The words we use when we search are not always the words we like to read when we arrive at a website.
The way we think and the words we use when we search give strong clues as to what we want, but only clues. The words that will help us complete the task we came to the website to complete can be subtly-and sometimes substantially different-to the words we used when searching for it.
“The language used by participants to describe their behavior before they carried out the task – classified here as the language of intent – differed from the language they used online when actually carrying out the task,” states Online Language Pathways, a published study. “We found they used a more ‘mechanical dialect’ (machine language) when searching, using technical words and succinct, staccato phraseology.
The study was carried out by a digital communications consultancy. 14 individual internet users, of varying levels of internet proficiency and from different demographics (age, gender and profession) were asked to use the Web to research opening an instant access savings account.
The study found that one participant who wanted a “high interest instant access savings account” actually searched for “best instant access savings”. Another participant who wanted a “best rate bank account with instant access” searched for “banking account online”. And another participant who wanted “easy access and best interest rate savings” searched for “instant access savings”.

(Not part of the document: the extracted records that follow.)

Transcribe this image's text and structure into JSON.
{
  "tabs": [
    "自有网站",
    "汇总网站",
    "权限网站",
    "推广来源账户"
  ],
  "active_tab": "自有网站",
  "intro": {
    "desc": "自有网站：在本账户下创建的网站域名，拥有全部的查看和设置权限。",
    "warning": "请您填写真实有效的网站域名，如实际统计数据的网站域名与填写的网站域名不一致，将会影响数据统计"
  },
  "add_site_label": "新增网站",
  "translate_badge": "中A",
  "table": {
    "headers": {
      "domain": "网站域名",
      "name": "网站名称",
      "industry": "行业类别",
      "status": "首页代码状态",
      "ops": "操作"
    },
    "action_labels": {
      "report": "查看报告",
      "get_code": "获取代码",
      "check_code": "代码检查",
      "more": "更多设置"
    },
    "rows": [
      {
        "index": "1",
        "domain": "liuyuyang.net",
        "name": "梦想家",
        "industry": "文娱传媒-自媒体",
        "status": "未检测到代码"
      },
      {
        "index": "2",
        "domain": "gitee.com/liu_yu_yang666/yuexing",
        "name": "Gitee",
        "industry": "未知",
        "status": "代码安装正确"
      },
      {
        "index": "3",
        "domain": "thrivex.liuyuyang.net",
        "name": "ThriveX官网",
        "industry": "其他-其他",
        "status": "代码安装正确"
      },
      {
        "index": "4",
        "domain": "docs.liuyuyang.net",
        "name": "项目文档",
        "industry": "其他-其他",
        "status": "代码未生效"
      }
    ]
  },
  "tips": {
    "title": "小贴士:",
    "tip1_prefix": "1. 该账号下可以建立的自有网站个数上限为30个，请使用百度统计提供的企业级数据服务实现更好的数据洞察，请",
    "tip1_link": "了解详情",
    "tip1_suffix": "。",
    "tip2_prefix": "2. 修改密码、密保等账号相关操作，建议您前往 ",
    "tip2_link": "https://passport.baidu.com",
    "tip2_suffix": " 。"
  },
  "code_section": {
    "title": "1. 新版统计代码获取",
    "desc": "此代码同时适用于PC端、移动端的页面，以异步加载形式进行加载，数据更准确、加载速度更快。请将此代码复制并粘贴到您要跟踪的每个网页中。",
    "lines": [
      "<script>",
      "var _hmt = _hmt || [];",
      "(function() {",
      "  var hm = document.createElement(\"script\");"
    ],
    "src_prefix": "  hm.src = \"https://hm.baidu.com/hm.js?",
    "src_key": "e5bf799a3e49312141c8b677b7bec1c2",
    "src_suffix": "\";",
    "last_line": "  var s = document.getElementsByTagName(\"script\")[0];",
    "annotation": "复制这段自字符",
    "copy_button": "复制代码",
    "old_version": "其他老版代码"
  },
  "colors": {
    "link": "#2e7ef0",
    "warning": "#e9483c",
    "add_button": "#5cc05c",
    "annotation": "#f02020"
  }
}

Understanding how people search is extremely important but is only part of the battle to understand what people actually want when they search. Over a typical 12 month period about 25 million people search for a “cheap hotel.”
But what does that mean? Searching for a “cheap hotel” does not actually mean you’re looking for a ‘cheap’ hotel. What you’re really looking for is a 4 or 5 star hotel at a cheap price. Certainly you will not be impressed if you arrived at a hotel website that had a big sign saying: “Welcome to our Cheap Hotel.”
About 16 million people search for “hotel deals” every year, but only 18,000 search for “hotel special offers”. However, we have found in testing that on a webpage, people respond better to text containing “special offers” than “deals.”
The CDA study found that while most participants assumed they would be comparing financial offerings, and were looking for words like “compare” on the website, their search words rarely contained the word “compare.”
So, some words bring you to a website, and it’s very important to understand what they are. But then a whole new set of words kick in and I call these care words. Search words tend to be brutal, short, precise, and cheap. Care words are softer and more subtle. When testing with university students, we found that the phrase “prestigious well recognized degree” tested very well.
But nobody’s going to search for a “prestigious well recognized degree.”
One set of words to bring customers to your website. Another set of words to bring them through it.